It is used for latent class analysis.

It is defined as error_prior <- entropy(fit$P) # Class proportions error_post <- mean(apply(fit$posterior, 1, entropy)) R2_entropy <- (error_prior - error_post) / error_prior

where entropy is defined as sum(-p * log(p))

See: entropy R^2 statistic (Vermunt & Magidson, 2013, p. 71) daob.nl/wp-content/uploads/2015/07/ESRA-course-slides.pdf by Daniel Oberski

Thanks again,

Don

daavic commented 7 months ago

My apologies - the question is still open- closed by mistake.

daavic commented 7 months ago

I seem to be having difficulties with the permut() function.

xclass(my.gmm.c2, my.gmm.c3)

1 2 3

1 1 1 60

2 66 78 9

m2 <- permut(my.gmm.c2, order=c(2,1))

xclass(m2, my.gmm.c3)

1 2 3

1 1 1 60

2 66 78 9

I get the same table, the labels haven't been switched.

Also, I did this

m2 <- gmm.male.c2 m2b <- permut(m2, order=c(2,1))

m2b had a much reduced number of subjects and a table could not be drawn - I got the following error message - all arguments must have the same length.

What am I doing wrong?

Thanks again.

Don

VivianePhilipps commented 5 months ago

Hi,

sorry for the delay.

You are right for the sign, the entropy is 1+ sum[pi_ig*log(pi_ig)]/(Nlog(G)). I'll correct the github version. But in your formula, you use the posterior probabilities of belonging to class 1 only for subjects classified in class 1. But you should take this probabilities for all subjects. And the same for class 2.

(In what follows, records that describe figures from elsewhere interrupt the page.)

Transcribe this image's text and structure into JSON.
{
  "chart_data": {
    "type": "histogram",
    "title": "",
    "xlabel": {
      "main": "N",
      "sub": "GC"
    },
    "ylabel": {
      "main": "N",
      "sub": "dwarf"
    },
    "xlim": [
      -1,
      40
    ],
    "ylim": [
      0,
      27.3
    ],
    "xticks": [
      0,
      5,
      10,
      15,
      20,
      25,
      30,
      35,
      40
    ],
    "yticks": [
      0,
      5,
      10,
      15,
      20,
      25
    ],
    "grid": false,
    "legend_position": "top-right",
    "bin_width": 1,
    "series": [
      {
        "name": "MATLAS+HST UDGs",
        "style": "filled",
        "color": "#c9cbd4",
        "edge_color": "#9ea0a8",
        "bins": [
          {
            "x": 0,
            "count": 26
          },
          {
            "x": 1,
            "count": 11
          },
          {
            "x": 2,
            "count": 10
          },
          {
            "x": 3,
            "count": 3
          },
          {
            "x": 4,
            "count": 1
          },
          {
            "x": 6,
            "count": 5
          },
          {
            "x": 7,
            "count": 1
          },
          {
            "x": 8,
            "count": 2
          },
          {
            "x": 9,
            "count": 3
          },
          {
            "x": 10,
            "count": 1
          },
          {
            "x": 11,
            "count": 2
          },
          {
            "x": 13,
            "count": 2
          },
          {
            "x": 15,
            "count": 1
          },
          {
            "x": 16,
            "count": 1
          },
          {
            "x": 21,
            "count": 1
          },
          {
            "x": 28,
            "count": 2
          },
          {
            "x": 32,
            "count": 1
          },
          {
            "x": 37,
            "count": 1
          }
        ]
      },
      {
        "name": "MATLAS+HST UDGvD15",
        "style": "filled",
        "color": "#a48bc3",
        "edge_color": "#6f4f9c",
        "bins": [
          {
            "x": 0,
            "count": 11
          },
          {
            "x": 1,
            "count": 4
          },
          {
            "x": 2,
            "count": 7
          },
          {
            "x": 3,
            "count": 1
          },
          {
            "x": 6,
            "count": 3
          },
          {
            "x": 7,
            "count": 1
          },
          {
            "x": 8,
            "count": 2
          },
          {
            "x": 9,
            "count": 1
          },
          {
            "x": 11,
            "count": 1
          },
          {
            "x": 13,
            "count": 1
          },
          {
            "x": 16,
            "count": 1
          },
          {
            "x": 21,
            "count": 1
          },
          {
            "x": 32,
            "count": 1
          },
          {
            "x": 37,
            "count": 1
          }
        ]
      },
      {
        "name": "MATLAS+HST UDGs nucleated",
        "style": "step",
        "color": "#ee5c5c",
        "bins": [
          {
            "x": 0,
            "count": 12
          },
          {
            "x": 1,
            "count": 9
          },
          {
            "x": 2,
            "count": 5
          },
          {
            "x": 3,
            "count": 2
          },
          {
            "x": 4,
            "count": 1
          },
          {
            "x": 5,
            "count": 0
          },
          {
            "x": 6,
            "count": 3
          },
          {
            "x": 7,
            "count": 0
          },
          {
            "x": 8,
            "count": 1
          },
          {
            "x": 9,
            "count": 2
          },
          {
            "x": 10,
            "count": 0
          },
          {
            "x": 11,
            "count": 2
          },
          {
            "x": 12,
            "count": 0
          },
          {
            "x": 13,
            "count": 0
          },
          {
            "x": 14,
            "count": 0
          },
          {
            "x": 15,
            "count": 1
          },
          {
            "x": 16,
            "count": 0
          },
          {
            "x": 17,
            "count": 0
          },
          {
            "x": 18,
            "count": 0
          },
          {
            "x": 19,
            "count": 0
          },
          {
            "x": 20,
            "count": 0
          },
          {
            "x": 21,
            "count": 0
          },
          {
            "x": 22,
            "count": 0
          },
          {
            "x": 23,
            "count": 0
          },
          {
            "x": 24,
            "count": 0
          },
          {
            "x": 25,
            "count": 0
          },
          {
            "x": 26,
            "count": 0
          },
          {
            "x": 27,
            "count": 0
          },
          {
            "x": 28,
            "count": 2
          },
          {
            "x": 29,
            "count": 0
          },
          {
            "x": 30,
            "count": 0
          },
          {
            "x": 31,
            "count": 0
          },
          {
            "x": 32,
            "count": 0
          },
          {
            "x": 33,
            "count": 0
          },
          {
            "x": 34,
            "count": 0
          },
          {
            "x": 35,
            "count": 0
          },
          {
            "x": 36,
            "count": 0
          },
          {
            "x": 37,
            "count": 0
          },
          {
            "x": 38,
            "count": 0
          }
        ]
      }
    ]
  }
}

As you notice there are several definitions of entropy. We choose to implement the one proposed by Ramaswamy, but other choices are possible.

For the permut function, I don't know what goes wrong. Could you run my.gmm.c2_permut <- permut(my.gmm.c2, order=c(2,1), estim = FALSE) to see if the parameters (my.gmm.c2_permut$best) are effectively recalculated (different from my.gmm.c2$best).

Viviane